Though Kazuki is seemingly full of emotions every time (enough to almost repress his sadness), his actions are always so gentle and full of warmth.
What makes it more beautiful is how Rei adapts Kazuki concept's, or rather, way to express love to Miri (with the most apparent example being Episode 9) considering Kazuki was probably one of if not the first person he'd experienced and therefore actively saw it from. He initially wasn't able to comprehend how to love and be loved, and only through Kazuki's deeds did he learn how comforting and nice it is to be cared for, so he wanted to extend that to Miri after realizing how much his family meant to him.

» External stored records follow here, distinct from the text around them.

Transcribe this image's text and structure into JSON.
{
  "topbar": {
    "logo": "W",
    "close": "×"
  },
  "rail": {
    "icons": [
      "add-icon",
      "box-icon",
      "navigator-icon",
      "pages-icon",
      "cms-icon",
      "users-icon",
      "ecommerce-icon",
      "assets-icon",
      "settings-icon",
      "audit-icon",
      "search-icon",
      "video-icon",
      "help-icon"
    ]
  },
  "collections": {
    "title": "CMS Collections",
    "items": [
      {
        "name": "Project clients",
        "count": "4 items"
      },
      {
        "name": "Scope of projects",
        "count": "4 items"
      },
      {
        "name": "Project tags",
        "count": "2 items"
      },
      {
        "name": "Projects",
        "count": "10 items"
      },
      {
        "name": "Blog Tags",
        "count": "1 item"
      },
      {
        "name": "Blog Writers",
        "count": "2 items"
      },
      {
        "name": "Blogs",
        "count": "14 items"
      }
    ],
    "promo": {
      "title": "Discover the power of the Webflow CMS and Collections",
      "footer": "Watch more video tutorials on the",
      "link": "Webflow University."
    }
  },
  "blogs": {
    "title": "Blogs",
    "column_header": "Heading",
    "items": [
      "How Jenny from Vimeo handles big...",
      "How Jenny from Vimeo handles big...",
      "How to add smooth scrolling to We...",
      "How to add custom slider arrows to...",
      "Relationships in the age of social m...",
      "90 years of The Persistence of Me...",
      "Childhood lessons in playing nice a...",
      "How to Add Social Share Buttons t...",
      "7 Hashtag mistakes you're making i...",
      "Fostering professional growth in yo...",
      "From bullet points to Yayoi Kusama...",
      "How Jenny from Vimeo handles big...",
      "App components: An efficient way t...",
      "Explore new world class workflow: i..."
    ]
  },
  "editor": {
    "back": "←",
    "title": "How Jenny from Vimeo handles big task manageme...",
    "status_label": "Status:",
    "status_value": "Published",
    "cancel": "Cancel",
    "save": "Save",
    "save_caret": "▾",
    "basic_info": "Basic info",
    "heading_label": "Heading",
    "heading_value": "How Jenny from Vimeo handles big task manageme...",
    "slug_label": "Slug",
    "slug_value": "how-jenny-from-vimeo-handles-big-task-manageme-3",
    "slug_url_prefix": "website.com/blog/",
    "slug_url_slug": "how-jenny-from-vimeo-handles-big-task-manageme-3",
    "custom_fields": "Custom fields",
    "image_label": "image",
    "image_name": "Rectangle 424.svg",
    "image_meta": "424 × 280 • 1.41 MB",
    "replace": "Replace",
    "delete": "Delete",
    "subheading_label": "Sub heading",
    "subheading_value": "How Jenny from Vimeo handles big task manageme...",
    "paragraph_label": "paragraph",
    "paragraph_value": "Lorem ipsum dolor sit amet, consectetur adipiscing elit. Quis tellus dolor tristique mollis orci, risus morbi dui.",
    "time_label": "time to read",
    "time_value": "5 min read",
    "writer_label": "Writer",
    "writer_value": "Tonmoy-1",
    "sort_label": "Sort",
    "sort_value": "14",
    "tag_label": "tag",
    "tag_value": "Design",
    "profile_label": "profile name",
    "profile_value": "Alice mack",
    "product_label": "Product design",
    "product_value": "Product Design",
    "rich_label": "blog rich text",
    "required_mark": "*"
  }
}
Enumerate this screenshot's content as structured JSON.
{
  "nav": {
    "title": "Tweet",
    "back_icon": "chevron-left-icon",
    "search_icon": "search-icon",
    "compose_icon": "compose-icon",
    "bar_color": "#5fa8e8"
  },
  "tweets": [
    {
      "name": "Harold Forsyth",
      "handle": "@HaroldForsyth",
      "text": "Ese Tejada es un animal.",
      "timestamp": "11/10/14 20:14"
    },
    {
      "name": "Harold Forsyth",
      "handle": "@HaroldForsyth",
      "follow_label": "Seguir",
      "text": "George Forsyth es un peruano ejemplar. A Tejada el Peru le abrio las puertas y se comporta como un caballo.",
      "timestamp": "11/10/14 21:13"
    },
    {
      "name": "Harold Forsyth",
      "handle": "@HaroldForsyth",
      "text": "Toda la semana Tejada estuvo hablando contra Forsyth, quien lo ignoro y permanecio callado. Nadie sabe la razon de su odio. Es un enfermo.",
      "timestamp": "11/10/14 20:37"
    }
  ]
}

Going back to the topic, I genuinely adore how Kazurei is a pairing consisting of two people who weren't given the opportunity to love, and during their time before Miri subconsciously fulfilled each other's emotional needs. Though initially distant, they immediately clicked because they fit together like puzzle pieces. Similar desires but difference in approach and seek what the other has.
While there is mutual understanding between them, being able to read each other, neither of the two had the will to step onto each others' boundaries and address it. It was satisfying to see them grow closer emotionally and form the courage to communicate, with great examples being the last few episodes of the series.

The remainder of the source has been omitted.